AI is doing two things at once: making diligence faster and sharper, and becoming a central object of that diligence. The backdrop is rapid adoption — according to Deloitte’s 2025 GenAI in M&A Survey, around 86% of dealmaking organisations now use generative AI, and McKinsey estimates it can cut deal costs by roughly 20%.

How is AI used as the due diligence engine?

As an engine, AI reads every document in a data room with consistent scrutiny, flags risky clauses and surfaces financial anomalies in minutes rather than weeks. What used to take associates several weeks now happens in days, and the shift is qualitative as well as quantitative: senior advisors are freed from line-by-line review to focus on judgement, structuring and negotiation strategy.

Across a typical data room, AI now reviews:

  • Contracts — change-of-control clauses, MAC provisions, IP assignments and exclusivity restrictions, flagged in minutes.
  • Financials — anomaly detection against industry benchmarks to surface revenue-recognition issues, working-capital distortions and one-off items unlikely to survive a normalised EBITDA.
  • Operations — customer churn, employee sentiment and supplier concentration, now quantified from data that previously went unexamined.
  • Cybersecurity — vulnerability scans are now standard.

Why has AI itself become an object of due diligence?
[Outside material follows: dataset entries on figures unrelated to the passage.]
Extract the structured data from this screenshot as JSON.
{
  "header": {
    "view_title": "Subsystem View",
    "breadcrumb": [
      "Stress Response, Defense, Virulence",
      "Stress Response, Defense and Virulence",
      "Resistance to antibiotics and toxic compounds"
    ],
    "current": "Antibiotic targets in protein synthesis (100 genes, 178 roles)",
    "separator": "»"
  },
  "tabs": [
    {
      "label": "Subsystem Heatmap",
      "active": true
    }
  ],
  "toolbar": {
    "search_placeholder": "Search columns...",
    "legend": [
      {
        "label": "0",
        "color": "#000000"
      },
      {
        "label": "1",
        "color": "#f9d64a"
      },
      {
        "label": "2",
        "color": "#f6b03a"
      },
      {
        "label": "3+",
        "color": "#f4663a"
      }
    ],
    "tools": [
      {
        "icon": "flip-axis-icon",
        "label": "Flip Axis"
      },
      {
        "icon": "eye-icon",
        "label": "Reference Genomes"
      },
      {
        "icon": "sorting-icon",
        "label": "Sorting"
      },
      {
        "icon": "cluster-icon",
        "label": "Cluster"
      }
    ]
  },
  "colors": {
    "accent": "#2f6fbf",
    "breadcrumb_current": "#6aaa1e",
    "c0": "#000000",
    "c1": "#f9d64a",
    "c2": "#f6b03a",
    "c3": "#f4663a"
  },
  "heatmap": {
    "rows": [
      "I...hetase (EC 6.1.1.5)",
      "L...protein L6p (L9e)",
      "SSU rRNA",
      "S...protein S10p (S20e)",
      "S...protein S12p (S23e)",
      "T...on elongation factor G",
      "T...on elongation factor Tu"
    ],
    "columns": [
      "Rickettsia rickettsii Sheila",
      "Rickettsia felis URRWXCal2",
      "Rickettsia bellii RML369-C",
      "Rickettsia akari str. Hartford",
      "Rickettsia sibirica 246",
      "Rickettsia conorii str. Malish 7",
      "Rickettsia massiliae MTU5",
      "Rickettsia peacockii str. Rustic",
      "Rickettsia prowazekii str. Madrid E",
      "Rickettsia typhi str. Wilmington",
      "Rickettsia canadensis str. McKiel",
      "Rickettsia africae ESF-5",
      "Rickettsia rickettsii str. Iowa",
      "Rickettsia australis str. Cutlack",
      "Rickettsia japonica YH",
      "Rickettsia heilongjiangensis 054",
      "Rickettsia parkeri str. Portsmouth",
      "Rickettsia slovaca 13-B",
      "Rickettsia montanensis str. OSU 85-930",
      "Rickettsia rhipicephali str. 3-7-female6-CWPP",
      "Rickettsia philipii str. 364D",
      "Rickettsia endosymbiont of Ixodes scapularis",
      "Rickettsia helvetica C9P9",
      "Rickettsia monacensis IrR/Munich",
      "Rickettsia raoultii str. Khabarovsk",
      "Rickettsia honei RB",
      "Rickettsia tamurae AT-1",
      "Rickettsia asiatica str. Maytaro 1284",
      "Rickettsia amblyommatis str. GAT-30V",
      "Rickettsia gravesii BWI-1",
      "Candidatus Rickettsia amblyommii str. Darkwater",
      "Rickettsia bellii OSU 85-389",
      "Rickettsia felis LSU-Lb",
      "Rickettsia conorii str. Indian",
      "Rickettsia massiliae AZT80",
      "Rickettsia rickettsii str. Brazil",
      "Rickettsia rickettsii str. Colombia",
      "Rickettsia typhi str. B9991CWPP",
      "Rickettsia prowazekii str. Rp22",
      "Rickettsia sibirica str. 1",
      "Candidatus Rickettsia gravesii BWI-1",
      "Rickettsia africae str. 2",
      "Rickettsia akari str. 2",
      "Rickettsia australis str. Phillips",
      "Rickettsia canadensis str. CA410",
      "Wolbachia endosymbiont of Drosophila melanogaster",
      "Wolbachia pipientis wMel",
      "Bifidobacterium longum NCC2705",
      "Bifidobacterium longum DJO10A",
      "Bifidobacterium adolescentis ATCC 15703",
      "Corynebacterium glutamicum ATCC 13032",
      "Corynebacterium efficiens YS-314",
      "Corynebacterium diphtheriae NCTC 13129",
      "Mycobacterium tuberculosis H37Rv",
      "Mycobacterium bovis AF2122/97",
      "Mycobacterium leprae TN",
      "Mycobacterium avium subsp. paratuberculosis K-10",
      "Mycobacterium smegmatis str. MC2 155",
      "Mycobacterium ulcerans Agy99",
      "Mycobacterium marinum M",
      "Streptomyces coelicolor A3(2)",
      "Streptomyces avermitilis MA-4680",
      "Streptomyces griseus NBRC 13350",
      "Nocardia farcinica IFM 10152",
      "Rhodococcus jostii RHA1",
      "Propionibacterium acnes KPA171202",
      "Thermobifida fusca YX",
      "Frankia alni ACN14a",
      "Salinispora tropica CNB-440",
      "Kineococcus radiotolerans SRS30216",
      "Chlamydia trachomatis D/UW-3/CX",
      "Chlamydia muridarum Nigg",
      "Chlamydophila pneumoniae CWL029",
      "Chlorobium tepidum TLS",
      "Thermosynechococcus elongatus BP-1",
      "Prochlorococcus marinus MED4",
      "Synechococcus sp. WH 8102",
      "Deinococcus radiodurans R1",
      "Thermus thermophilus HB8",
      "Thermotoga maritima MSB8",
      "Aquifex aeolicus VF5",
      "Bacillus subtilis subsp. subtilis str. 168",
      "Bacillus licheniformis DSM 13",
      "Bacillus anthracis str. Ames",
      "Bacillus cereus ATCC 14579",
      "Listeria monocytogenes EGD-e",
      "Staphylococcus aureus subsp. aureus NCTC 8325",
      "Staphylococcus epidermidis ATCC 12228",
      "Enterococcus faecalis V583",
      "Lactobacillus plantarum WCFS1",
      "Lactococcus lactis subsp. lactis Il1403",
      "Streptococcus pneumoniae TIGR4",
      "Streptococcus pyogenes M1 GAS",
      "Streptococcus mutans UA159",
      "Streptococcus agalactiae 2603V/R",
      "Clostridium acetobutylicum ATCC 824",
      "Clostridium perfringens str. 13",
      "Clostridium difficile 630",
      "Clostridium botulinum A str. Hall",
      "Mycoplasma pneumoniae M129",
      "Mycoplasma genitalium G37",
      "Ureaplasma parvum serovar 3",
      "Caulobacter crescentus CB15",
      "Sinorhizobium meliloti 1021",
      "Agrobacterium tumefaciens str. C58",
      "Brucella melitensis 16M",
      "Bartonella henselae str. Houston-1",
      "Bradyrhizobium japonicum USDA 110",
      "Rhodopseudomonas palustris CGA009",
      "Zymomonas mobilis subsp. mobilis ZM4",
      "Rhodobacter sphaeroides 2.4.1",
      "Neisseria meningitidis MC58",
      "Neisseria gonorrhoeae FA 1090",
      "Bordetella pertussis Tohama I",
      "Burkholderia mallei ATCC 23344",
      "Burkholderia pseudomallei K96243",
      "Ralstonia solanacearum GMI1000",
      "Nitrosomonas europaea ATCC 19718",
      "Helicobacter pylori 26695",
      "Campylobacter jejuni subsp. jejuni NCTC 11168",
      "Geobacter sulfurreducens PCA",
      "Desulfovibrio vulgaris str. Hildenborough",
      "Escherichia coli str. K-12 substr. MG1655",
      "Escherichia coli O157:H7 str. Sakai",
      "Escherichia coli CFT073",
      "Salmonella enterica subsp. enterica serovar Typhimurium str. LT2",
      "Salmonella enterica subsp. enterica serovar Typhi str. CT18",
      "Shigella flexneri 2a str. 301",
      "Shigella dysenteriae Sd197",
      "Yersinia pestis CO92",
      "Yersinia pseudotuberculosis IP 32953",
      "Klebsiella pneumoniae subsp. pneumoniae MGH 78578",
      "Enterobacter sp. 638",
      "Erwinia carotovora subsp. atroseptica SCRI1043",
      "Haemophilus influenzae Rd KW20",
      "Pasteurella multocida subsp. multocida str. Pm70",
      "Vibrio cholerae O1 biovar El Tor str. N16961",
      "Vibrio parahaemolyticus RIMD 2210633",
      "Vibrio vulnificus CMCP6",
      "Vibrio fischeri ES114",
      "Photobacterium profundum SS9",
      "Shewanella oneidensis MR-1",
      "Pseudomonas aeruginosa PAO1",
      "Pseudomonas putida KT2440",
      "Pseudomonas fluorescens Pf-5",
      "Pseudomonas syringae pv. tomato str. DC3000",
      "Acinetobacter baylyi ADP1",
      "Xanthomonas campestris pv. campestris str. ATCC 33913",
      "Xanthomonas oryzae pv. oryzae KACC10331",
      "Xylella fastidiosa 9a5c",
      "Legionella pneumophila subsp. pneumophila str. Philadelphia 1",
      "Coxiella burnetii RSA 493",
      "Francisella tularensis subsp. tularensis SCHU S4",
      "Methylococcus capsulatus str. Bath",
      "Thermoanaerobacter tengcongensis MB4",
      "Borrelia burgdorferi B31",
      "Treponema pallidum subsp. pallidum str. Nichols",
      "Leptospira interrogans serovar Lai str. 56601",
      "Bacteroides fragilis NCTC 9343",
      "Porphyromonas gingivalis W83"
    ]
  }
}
Because AI is now a value driver inside target companies, buyers must diligence the AI itself — and this new layer is repricing or killing deals. Acquirers are walking away when they uncover:

  • Unclear IP ownership over models or training data.
  • Unlicensed training content — use of third-party content to train proprietary models without proper licensing.
  • Infringing outputs — model outputs that may infringe third-party rights.
  • Weak governance — weak or undocumented model governance.
  • Data-privacy exposure — under GDPR, the EU AI Act and cross-border transfer rules.

For sellers, this changes what “clean” looks like. The way a company builds, trains and deploys AI is now part of its enterprise value. Businesses with documented data lineage, clear licensing and proper governance are commanding premium multiples; those without are seeing offers cut or, in some cases, withdrawn entirely.

What AI reviews in M&A due diligence: contracts, financials, operations and cybersecurity, plus the target’s own AI, data and governance

What does AI-driven due diligence mean for sellers and buyers?

For owners, the implication is simple: prepare your AI before a banker is mandated. Treat AI hygiene with the same rigour as the financial audit — because waiting until diligence begins is now too late, and the cost shows up in the price.

A practical seller checklist:

  1. Document your models — architecture, purpose and dependencies on third-party providers.
  2. Map your data sources — establish clear data lineage: where data came from and how it was processed.
  3. Secure your licences — confirm rights to all training content and third-party models.
  4. Document governance — controls for bias, security, oversight and regulatory compliance.

For buyers, the new diligence requires a combination of legal, technical and financial skills that few teams have in-house. The competitive edge in M&A is no longer access to information; it is the discipline of using AI well and the experience to know what it cannot see.

The two roles of AI in due diligence: as an engine and as an object.

Frequently asked questions

How is AI used in due diligence?

AI in due diligence is the use of artificial intelligence to review contracts, detect financial anomalies and assess operational and cyber risk in days rather than weeks.

AI platforms read every document in a data room with consistent scrutiny, flag risky clauses, compare financials against benchmarks and quantify operational signals. This frees senior advisors to focus on judgement, structuring and negotiation rather than line-by-line review.

What is AI due diligence in an M&A deal?

It is the review of a target’s own AI — its models, training data, licensing, governance and data-privacy exposure — because AI is now a value driver that can make or break a deal.

Buyers increasingly diligence the AI itself, not just with AI. Unclear model or data ownership, unlicensed training content, weak governance or GDPR / EU AI Act exposure can reduce valuations or stop a transaction.

What AI risks can kill or reprice an M&A deal?

Unclear IP ownership of models or training data, unlicensed third-party training content, infringing outputs, weak model governance, and data-privacy exposure under GDPR and the EU AI Act.

These are the issues acquirers walk away from. For sellers, clean data lineage, clear licensing and documented governance increasingly command premium multiples; their absence leads to cut or withdrawn offers.

How should sellers prepare their AI before a sale?

Document your models, data sources, licences and governance before a banker is mandated, and treat AI hygiene with the same rigour as a financial audit.

Waiting until diligence begins is too late — the cost then shows up directly in the price. Preparing AI early protects enterprise value and avoids surprises that can derail the process.

Does AI replace advisors in M&A due diligence?

No. AI accelerates document review and analysis, but successful deals still depend on human judgement, structuring and negotiation.

The edge in M&A is no longer access to information; it is the discipline of using AI well and the experience to know what it cannot see — the legal, technical and financial reading AI does not deliver on its own.